What is his fit in Detroit:
First and foremost, this move would be to completely restore the identity of this football team.
There is a run game revolution happening in the NFL right now and there has never been a better time in the modern era to invest a high pick into an elite guard prospect.
Ioane would slide right in and be your left guard starter for the next 10 years (old cliche but I like it). Him next to Penei Sewell—if they follow through on a Sewell move to LT—would give the Lions the best left side in the NFL. The guard pair of Ioane and Tate Ratledge would also give the Lions the best young up and coming guard tandem in the league.

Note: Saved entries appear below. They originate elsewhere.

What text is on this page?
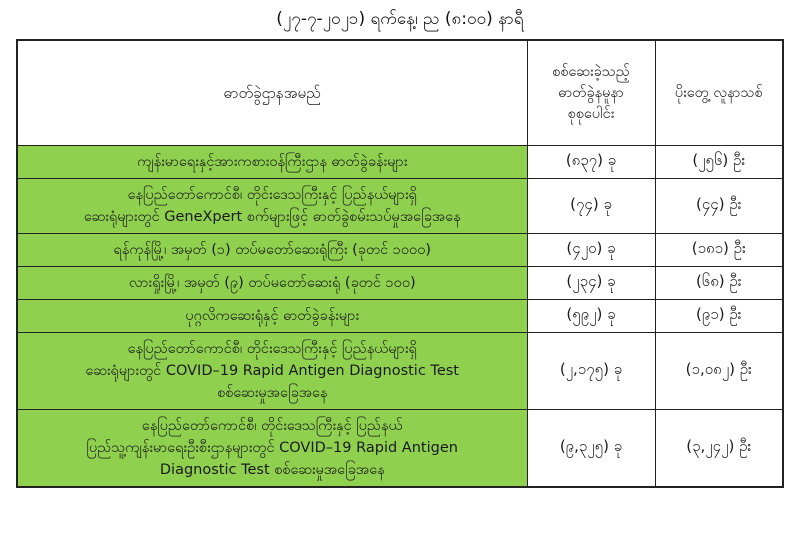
(၂၇-၇-၂၀၂၁) ရက်နေ့၊ ည (၈:၀၀) နာရီ
ဓာတ်ခွဲဌာနအမည်	စစ်ဆေးခဲ့သည့် ဓာတ်ခွဲနမူနာ စုစုပေါင်း	ပိုးတွေ့ လူနာသစ်

ကျန်းမာရေးနှင့်အားကစားဝန်ကြီးဌာန ဓာတ်ခွဲခန်းများ	(၈၃၇) ခု	(၂၅၆) ဦး

နေပြည်တော်ကောင်စီ၊ တိုင်းဒေသကြီးနှင့် ပြည်နယ်များရှိ
ဆေးရုံများတွင် GeneXpert စက်များဖြင့် ဓာတ်ခွဲစမ်းသပ်မှုအခြေအနေ	(၇၄) ခု	(၄၄) ဦး

ရန်ကုန်မြို့၊ အမှတ် (၁) တပ်မတော်ဆေးရုံကြီး (ခုတင် ၁၀၀၀)	(၄၂၀) ခု	(၁၈၁) ဦး

လားရှိုးမြို့၊ အမှတ် (၉) တပ်မတော်ဆေးရုံ (ခုတင် ၁၀၀)	(၂၃၄) ခု	(၆၈) ဦး

ပုဂ္ဂလိကဆေးရုံနှင့် ဓာတ်ခွဲခန်းများ	(၅၉၂) ခု	(၉၁) ဦး

နေပြည်တော်ကောင်စီ၊ တိုင်းဒေသကြီးနှင့် ပြည်နယ်များရှိ
ဆေးရုံများတွင် COVID–19 Rapid Antigen Diagnostic Test
စစ်ဆေးမှုအခြေအနေ	(၂,၁၇၅) ခု	(၁,၀၈၂) ဦး

နေပြည်တော်ကောင်စီ၊ တိုင်းဒေသကြီးနှင့် ပြည်နယ်
ပြည်သူ့ကျန်းမာရေးဦးစီးဌာနများတွင် COVID–19 Rapid Antigen
Diagnostic Test စစ်ဆေးမှုအခြေအနေ	(၉,၃၂၅) ခု	(၃,၂၄၂) ဦး
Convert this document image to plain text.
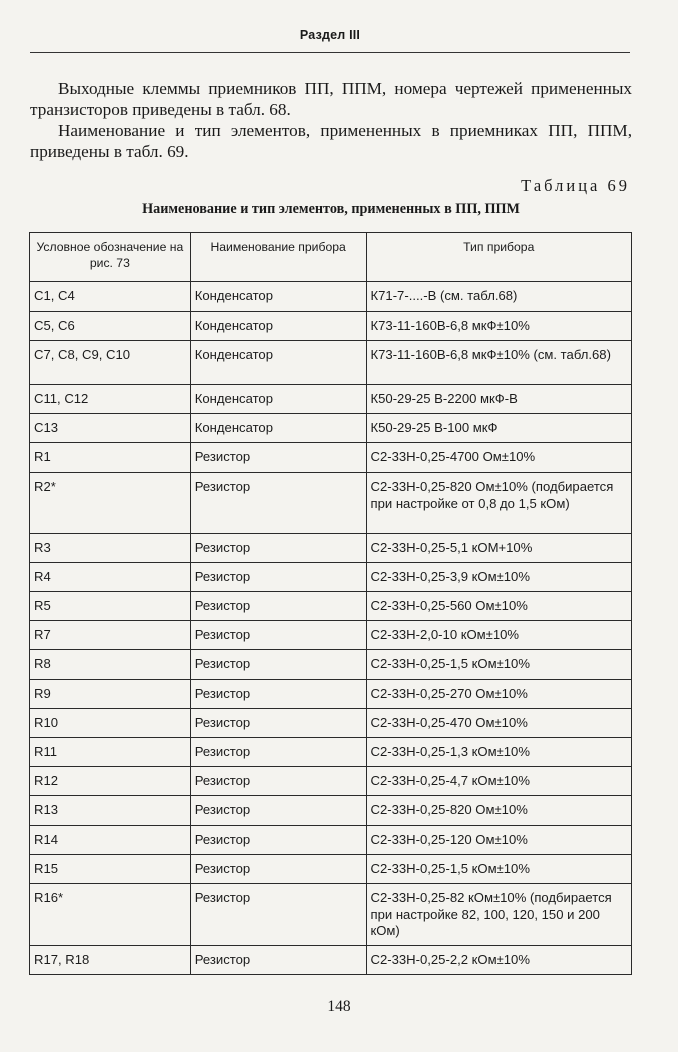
Раздел III

Выходные клеммы приемников ПП, ППМ, номера чертежей примененных транзисторов приведены в табл. 68.

Наименование и тип элементов, примененных в приемниках ПП, ППМ, приведены в табл. 69.

Таблица 69
Наименование и тип элементов, примененных в ПП, ППМ
Условное обозначение на рис. 73	Наименование прибора	Тип прибора
С1, С4	Конденсатор	К71-7-....-В (см. табл.68)
С5, С6	Конденсатор	К73-11-160В-6,8 мкФ±10%
С7, С8, С9, С10	Конденсатор	К73-11-160В-6,8 мкФ±10% (см. табл.68)
С11, С12	Конденсатор	К50-29-25 В-2200 мкФ-В
С13	Конденсатор	К50-29-25 В-100 мкФ
R1	Резистор	С2-33Н-0,25-4700 Ом±10%
R2*	Резистор	С2-33Н-0,25-820 Ом±10% (подбирается при настройке от 0,8 до 1,5 кОм)
R3	Резистор	С2-33Н-0,25-5,1 кОМ+10%
R4	Резистор	С2-33Н-0,25-3,9 кОм±10%
R5	Резистор	С2-33Н-0,25-560 Ом±10%
R7	Резистор	С2-33Н-2,0-10 кОм±10%
R8	Резистор	С2-33Н-0,25-1,5 кОм±10%
R9	Резистор	С2-33Н-0,25-270 Ом±10%
R10	Резистор	С2-33Н-0,25-470 Ом±10%
R11	Резистор	С2-33Н-0,25-1,3 кОм±10%
R12	Резистор	С2-33Н-0,25-4,7 кОм±10%
R13	Резистор	С2-33Н-0,25-820 Ом±10%
R14	Резистор	С2-33Н-0,25-120 Ом±10%
R15	Резистор	С2-33Н-0,25-1,5 кОм±10%
R16*	Резистор	С2-33Н-0,25-82 кОм±10% (подбирается при настройке 82, 100, 120, 150 и 200 кОм)
R17, R18	Резистор	С2-33Н-0,25-2,2 кОм±10%
148
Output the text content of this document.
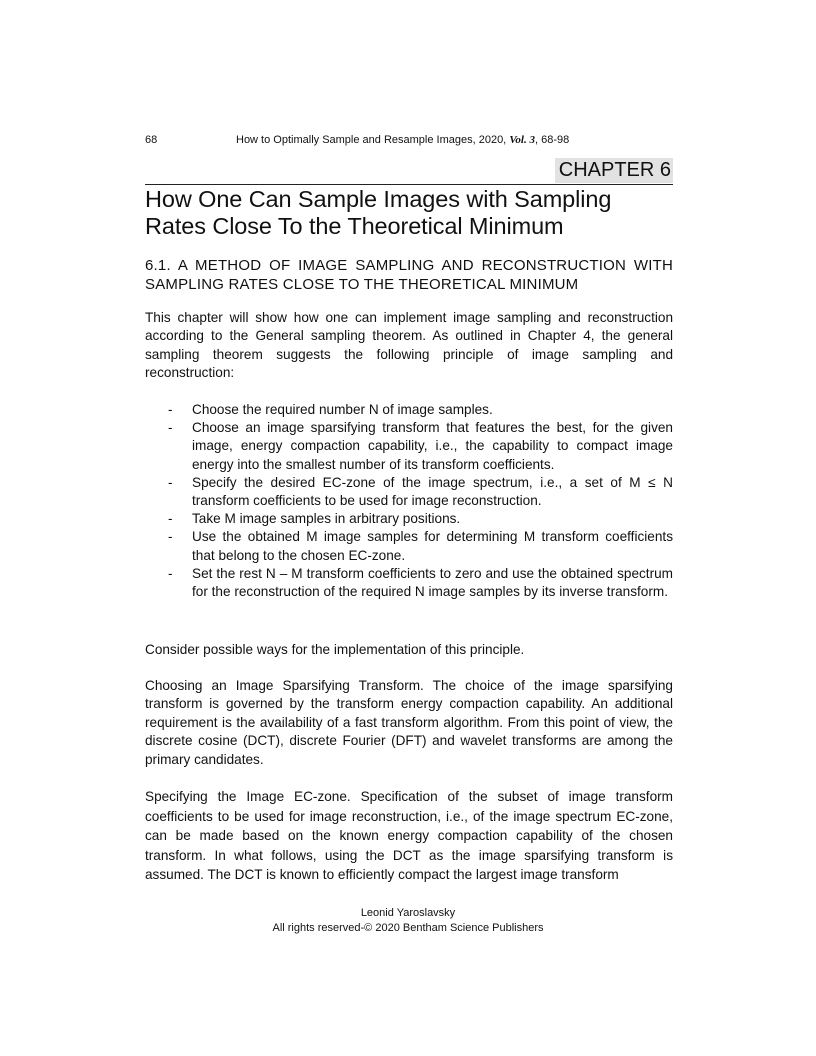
68	How to Optimally Sample and Resample Images, 2020, Vol. 3, 68-98
CHAPTER 6
How One Can Sample Images with Sampling Rates Close To the Theoretical Minimum
6.1. A METHOD OF IMAGE SAMPLING AND RECONSTRUCTION WITH SAMPLING RATES CLOSE TO THE THEORETICAL MINIMUM

This chapter will show how one can implement image sampling and reconstruction according to the General sampling theorem. As outlined in Chapter 4, the general sampling theorem suggests the following principle of image sampling and reconstruction:

- Choose the required number N of image samples.
- Choose an image sparsifying transform that features the best, for the given image, energy compaction capability, i.e., the capability to compact image energy into the smallest number of its transform coefficients.
- Specify the desired EC-zone of the image spectrum, i.e., a set of M ≤ N transform coefficients to be used for image reconstruction.
- Take M image samples in arbitrary positions.
- Use the obtained M image samples for determining M transform coefficients that belong to the chosen EC-zone.
- Set the rest N – M transform coefficients to zero and use the obtained spectrum for the reconstruction of the required N image samples by its inverse transform.

Consider possible ways for the implementation of this principle.

Choosing an Image Sparsifying Transform. The choice of the image sparsifying transform is governed by the transform energy compaction capability. An additional requirement is the availability of a fast transform algorithm. From this point of view, the discrete cosine (DCT), discrete Fourier (DFT) and wavelet transforms are among the primary candidates.

Specifying the Image EC-zone. Specification of the subset of image transform coefficients to be used for image reconstruction, i.e., of the image spectrum EC-zone, can be made based on the known energy compaction capability of the chosen transform. In what follows, using the DCT as the image sparsifying transform is assumed. The DCT is known to efficiently compact the largest image transform

Leonid Yaroslavsky
All rights reserved-© 2020 Bentham Science Publishers
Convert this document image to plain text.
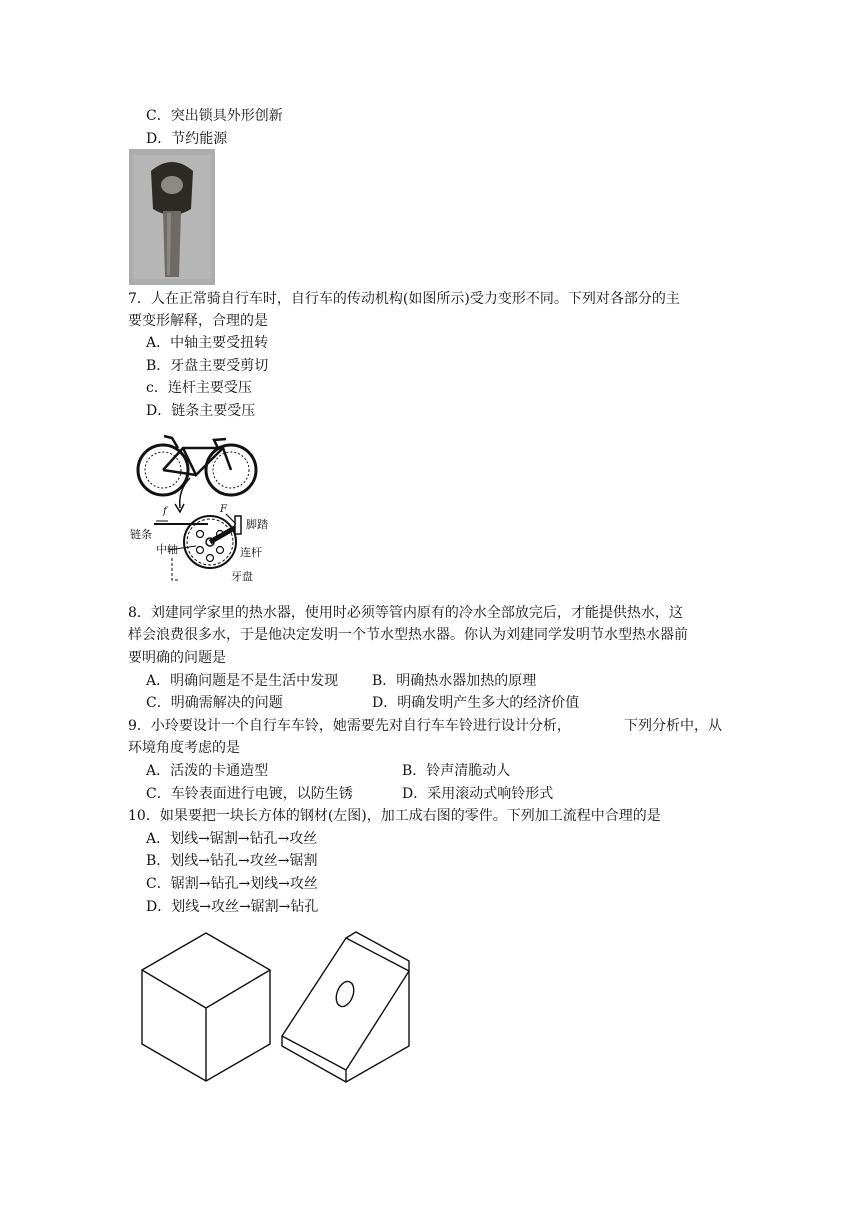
C．突出锁具外形创新
D．节约能源
7．人在正常骑自行车时，自行车的传动机构(如图所示)受力变形不同。下列对各部分的主
要变形解释，合理的是
A．中轴主要受扭转
B．牙盘主要受剪切
c．连杆主要受压
D．链条主要受压
f	F
链条
中轴
脚踏
连杆
牙盘
8．刘建同学家里的热水器，使用时必须等管内原有的冷水全部放完后，才能提供热水，这
样会浪费很多水，于是他决定发明一个节水型热水器。你认为刘建同学发明节水型热水器前
要明确的问题是
A．明确问题是不是生活中发现 B．明确热水器加热的原理
C．明确需解决的问题	D．明确发明产生多大的经济价值
9．小玲要设计一个自行车车铃，她需要先对自行车车铃进行设计分析，	下列分析中，从
环境角度考虑的是
A．活泼的卡通造型	B．铃声清脆动人
C．车铃表面进行电镀，以防生锈	D．采用滚动式响铃形式
10．如果要把一块长方体的钢材(左图)，加工成右图的零件。下列加工流程中合理的是
A．划线→锯割→钻孔→攻丝
B．划线→钻孔→攻丝→锯割
C．锯割→钻孔→划线→攻丝
D．划线→攻丝→锯割→钻孔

It would also complete this IOL rebuild in the post Frank Ragnow world we are living in and the Lions’ interior trio with aforementioned guards and newly acquired Center Cade Mays would be terrifying for the league. Again, it would get the Lions back to their identity – imposing their will and curb stomping teams in the run game. Jahmyr Gibbs averaged just 3.0 yards per carry over the final 6 weeks of 2025. That cannot happen again.